JarrettBillingsley / Croc

Croc is an extensible extension language in the vein of Lua, which also wishes it were a standalone language. Also it's fun.
http://www.croc-lang.org
79 stars 12 forks source link

Class system overhaul #61

Closed JarrettBillingsley closed 11 years ago

JarrettBillingsley commented 11 years ago

I've been thinking about the class system. It's worked okay, but..

To be honest, I don't think I was ever really sold on the whole differential inheritance thing in the first place. Sure, it makes instances smaller at allocation, but is that really a big concern? It imposes additional runtime overhead when reading unset fields, makes it harder to list what fields an instance actually has, and prevents any runtime correctness checking of field assignment (how do you know, when assigning a field, that it's a valid assignment and not a typo? you don't; you always create new fields when assigning fields for the first time). And all of the space benefits likely disappear since you'll probably set most/all of the fields to new values.

Furthermore, how often do you want to add a new field to an instance, or to a class that has already been instantiated? I don't really buy the traditional arguments from dynamic language fanboys. Monkeypatching has its uses, such as adding functionality to libraries whose source you don't control, but doing it at runtime with objects that already exist seems precarious. Croc isn't meant to be great for writing long-running fault-tolerant hot-patchable systems. There are other languages/models that do a much better job of it.

Next, there's the annoying issue of field privacy that I've kinda put off for a while but maybe I should just deal with it now. I want there to be public and private fields, dammit. Private fields also eliminate the need for "extra fields" that have hung around for a while, and "extra bytes" can be handled as just a private memblock field, so both of those can be dropped. And if there are no extra bytes or fields, we can drop allocators too!

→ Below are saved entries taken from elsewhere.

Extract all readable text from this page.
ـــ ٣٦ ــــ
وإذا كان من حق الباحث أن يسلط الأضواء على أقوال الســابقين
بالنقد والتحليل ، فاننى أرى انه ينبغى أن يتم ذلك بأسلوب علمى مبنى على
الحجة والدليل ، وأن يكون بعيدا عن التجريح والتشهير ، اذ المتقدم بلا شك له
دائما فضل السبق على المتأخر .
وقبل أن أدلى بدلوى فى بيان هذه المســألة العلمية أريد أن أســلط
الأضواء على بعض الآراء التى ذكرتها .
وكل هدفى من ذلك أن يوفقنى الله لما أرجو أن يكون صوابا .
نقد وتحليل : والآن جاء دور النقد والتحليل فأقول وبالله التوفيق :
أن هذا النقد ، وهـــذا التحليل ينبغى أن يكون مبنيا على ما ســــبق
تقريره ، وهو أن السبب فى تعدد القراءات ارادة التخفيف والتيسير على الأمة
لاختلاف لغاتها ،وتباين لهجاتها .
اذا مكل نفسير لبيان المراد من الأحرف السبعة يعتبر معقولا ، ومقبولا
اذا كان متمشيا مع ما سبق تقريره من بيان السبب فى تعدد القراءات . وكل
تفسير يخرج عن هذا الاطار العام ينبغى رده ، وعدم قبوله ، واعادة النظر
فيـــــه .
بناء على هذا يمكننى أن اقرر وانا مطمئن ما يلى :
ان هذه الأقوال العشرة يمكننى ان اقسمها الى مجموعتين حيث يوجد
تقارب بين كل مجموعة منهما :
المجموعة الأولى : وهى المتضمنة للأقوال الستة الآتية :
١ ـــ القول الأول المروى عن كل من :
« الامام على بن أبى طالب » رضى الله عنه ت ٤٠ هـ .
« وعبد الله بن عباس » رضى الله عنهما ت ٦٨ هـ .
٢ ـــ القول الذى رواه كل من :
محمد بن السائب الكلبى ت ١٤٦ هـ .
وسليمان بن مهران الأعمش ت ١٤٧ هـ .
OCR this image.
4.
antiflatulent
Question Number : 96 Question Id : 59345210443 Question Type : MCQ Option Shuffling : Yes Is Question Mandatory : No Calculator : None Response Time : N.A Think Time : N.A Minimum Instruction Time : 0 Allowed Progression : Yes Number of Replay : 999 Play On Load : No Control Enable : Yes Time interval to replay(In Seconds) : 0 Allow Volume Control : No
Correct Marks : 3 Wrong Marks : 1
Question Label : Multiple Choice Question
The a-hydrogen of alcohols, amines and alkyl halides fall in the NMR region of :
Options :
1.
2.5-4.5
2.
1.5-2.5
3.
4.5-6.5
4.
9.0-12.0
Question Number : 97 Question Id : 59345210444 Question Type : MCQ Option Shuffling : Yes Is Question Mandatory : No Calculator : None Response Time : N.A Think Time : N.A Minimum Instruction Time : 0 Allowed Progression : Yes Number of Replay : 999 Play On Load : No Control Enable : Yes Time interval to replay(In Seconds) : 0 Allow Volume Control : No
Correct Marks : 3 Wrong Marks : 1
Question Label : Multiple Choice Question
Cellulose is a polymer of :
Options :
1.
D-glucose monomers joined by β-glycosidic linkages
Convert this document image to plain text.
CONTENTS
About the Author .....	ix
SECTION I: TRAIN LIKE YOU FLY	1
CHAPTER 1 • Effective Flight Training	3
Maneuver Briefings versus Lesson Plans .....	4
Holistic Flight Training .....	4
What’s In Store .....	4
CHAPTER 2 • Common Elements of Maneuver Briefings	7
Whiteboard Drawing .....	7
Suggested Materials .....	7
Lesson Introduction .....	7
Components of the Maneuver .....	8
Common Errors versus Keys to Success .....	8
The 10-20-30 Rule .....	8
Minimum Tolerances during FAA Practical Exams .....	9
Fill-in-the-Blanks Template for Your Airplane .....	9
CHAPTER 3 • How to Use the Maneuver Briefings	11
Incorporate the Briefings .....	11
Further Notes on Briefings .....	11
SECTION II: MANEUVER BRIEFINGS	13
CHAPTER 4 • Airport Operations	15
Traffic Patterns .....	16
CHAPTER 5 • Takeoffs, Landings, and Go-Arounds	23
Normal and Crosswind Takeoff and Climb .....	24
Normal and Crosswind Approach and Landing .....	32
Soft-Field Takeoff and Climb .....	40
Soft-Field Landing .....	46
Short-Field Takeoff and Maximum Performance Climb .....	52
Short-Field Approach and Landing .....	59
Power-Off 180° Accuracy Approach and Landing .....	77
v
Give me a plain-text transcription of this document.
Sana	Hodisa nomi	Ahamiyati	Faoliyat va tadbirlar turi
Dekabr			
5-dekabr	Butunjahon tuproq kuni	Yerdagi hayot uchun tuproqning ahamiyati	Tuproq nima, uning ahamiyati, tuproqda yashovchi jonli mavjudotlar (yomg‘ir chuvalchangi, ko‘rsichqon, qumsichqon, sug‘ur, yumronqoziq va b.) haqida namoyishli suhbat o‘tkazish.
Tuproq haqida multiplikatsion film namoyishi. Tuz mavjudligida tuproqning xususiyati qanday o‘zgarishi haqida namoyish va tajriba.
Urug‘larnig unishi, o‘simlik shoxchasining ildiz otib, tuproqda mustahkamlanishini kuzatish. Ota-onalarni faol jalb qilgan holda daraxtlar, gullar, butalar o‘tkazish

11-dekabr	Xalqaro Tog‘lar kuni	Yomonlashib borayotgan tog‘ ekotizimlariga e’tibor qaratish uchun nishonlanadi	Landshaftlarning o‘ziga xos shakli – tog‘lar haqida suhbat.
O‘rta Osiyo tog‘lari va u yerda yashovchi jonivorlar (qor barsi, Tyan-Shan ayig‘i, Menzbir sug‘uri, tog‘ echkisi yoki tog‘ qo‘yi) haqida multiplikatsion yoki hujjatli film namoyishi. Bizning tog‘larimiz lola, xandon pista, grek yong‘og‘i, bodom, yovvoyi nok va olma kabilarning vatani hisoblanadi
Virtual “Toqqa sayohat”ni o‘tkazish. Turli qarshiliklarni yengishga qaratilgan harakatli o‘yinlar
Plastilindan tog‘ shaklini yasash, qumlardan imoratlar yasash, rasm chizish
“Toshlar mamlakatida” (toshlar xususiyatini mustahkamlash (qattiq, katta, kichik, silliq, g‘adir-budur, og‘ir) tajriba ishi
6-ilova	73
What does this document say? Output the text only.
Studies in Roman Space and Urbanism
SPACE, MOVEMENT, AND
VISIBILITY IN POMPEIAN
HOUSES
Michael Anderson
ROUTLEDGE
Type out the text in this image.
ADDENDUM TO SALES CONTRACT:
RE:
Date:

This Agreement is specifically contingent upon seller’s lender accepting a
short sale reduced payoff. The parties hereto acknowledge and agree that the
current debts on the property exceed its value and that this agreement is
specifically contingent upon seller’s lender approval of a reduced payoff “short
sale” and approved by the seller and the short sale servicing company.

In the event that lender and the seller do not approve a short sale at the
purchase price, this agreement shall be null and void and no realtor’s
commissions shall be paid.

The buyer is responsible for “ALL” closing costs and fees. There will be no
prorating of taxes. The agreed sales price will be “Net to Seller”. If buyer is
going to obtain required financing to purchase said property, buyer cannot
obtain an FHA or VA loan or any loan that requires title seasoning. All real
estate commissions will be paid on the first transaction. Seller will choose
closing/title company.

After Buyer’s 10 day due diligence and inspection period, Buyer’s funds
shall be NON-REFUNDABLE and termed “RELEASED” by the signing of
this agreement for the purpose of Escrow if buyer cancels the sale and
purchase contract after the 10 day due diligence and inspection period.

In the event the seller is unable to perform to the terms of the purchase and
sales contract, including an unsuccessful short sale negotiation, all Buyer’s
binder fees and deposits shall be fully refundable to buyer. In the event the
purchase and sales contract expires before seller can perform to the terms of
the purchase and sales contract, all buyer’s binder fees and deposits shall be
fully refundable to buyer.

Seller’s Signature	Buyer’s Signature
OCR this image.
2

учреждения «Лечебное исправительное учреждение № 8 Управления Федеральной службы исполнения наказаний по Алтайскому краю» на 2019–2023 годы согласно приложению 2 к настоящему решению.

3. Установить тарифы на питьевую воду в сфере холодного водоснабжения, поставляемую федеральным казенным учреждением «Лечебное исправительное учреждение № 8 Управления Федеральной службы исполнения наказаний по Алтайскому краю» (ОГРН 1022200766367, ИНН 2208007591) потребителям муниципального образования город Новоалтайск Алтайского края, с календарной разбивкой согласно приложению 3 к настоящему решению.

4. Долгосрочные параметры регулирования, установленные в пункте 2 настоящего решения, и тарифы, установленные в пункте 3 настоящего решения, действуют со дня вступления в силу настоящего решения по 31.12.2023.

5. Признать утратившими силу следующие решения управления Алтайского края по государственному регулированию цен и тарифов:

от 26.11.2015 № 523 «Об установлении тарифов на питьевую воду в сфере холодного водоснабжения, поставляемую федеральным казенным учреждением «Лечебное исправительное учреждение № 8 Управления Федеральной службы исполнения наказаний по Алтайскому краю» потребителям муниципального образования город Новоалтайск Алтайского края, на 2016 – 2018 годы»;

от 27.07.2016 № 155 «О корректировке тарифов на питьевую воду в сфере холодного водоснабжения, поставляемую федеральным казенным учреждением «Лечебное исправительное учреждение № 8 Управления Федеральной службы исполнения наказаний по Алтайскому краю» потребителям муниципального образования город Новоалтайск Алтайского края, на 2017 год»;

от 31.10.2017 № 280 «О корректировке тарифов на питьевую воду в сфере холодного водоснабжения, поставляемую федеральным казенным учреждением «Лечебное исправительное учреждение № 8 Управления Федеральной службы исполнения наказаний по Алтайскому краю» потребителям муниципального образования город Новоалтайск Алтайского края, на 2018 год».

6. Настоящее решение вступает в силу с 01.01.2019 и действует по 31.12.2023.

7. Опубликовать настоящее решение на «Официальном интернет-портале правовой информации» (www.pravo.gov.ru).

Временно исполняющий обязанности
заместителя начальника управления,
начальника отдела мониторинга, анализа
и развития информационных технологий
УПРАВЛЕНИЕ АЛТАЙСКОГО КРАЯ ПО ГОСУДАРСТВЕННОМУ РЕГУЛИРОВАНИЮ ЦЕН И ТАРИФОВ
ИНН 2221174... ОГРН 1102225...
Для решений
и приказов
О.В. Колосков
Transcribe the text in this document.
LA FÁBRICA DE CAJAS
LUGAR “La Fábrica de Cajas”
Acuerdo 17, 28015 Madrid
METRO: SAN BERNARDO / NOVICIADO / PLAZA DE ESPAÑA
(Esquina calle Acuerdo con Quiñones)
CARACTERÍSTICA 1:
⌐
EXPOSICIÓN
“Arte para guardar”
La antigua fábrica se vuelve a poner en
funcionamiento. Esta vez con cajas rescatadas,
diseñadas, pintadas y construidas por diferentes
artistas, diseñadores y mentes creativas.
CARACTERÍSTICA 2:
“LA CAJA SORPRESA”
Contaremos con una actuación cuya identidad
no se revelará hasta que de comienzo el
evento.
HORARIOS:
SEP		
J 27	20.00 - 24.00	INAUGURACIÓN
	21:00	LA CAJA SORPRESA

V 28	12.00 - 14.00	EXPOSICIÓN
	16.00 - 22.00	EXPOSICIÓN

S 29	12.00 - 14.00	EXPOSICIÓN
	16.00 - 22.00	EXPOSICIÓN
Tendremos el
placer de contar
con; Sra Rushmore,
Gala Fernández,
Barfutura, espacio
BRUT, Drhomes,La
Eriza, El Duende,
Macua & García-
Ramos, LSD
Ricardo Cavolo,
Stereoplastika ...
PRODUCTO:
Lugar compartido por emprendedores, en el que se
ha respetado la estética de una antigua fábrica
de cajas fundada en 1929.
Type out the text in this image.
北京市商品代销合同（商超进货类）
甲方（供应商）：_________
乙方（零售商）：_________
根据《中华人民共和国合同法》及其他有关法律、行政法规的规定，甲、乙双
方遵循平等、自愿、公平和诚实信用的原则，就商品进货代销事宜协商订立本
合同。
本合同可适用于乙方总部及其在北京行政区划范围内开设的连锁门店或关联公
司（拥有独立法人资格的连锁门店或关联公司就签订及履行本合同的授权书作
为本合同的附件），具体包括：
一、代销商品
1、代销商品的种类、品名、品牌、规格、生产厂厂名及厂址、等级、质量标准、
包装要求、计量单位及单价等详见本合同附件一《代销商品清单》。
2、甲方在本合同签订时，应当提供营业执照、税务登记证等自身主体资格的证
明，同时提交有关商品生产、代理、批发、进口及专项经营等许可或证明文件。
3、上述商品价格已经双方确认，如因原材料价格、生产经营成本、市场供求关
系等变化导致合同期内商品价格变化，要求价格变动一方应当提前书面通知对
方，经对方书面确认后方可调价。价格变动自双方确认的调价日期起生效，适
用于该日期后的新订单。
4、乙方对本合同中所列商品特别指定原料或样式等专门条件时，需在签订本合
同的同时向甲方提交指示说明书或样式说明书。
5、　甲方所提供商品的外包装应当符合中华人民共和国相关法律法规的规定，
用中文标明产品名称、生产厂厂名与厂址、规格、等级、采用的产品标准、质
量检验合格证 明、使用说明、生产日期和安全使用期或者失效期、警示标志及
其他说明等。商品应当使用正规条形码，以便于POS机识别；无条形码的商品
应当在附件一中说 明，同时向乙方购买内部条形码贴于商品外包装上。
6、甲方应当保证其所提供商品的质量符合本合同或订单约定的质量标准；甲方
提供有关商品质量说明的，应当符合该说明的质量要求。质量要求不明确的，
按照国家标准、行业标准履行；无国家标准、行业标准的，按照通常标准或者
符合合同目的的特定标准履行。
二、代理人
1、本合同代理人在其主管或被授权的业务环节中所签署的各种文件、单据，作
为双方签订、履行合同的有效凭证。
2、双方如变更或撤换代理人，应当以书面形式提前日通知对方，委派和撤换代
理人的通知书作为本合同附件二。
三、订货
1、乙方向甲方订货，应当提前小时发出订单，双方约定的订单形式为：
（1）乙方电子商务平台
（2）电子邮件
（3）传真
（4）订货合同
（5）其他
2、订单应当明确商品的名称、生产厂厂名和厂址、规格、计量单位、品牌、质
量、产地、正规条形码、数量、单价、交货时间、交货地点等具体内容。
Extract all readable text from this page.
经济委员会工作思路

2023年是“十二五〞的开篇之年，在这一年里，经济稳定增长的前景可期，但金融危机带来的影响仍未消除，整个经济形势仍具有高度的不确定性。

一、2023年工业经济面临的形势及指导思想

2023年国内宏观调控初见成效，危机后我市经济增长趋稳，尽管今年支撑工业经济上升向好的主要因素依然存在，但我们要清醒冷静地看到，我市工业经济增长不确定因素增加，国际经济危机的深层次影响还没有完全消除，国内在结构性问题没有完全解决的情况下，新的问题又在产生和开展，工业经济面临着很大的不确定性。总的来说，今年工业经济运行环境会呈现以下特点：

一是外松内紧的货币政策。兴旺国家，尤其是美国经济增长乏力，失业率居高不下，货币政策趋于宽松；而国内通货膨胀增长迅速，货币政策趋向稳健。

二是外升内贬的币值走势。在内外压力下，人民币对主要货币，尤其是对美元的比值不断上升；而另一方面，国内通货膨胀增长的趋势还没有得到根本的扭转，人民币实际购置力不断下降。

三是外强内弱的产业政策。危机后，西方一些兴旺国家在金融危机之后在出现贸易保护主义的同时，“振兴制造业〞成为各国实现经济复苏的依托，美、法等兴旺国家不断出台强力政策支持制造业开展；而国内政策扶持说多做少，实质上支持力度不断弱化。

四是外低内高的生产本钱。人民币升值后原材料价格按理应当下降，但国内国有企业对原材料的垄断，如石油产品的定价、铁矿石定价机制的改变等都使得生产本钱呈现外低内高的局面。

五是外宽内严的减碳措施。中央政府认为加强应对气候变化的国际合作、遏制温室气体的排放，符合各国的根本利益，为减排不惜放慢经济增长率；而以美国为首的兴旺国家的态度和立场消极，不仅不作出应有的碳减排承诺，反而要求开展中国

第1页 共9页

So this is what I'm thinking:

struct FieldValue
{
    CrocValue value;
    CrocClass* proto; // the class that declared this field/method
    bool isPublic;    // true for public; false for private
}

alias Hash!(CrocString*, FieldValue) FieldHash;

struct CrocClass
{
    CrocString* name;
    CrocClass* parent;
    bool frozen;             // whether or not this class has been frozen
    FieldHash methods;       // before freezing, C/R/W/D; after, read-only
    FieldHash fields;        // before freezing, C/R/W/D; after, R/W
    CrocFunction* finalizer; // before freezing, R/W; after, read-only
}

struct CrocInstance
{
    CrocClass* parent;
    FieldHash fields; // data is allocated directly after this instance
}

Have a new "object" stdlib for OO-related stuff. Some of it moves out of the baselib.

object
    fieldsOf(class|instance)           // iterator, like allFieldsOf is now
    methodsOf(class|instance)          // similar to above
    rawGetField(instance, string)      // same
    rawSetField(instance, string, any) // same
    Finalizable(class)                 // same
    newMethod(class, string, function) // adds new method to a class
    newField(class, string, any)       // adds new field to a class
    remove(class, string)              // removes method/field from a class
    freeze(class)                      // freezes a class
    isFrozen(class)                    // tells whether a class is frozen
ligustah commented 11 years ago

Sounds like a major change, but a good one, I think.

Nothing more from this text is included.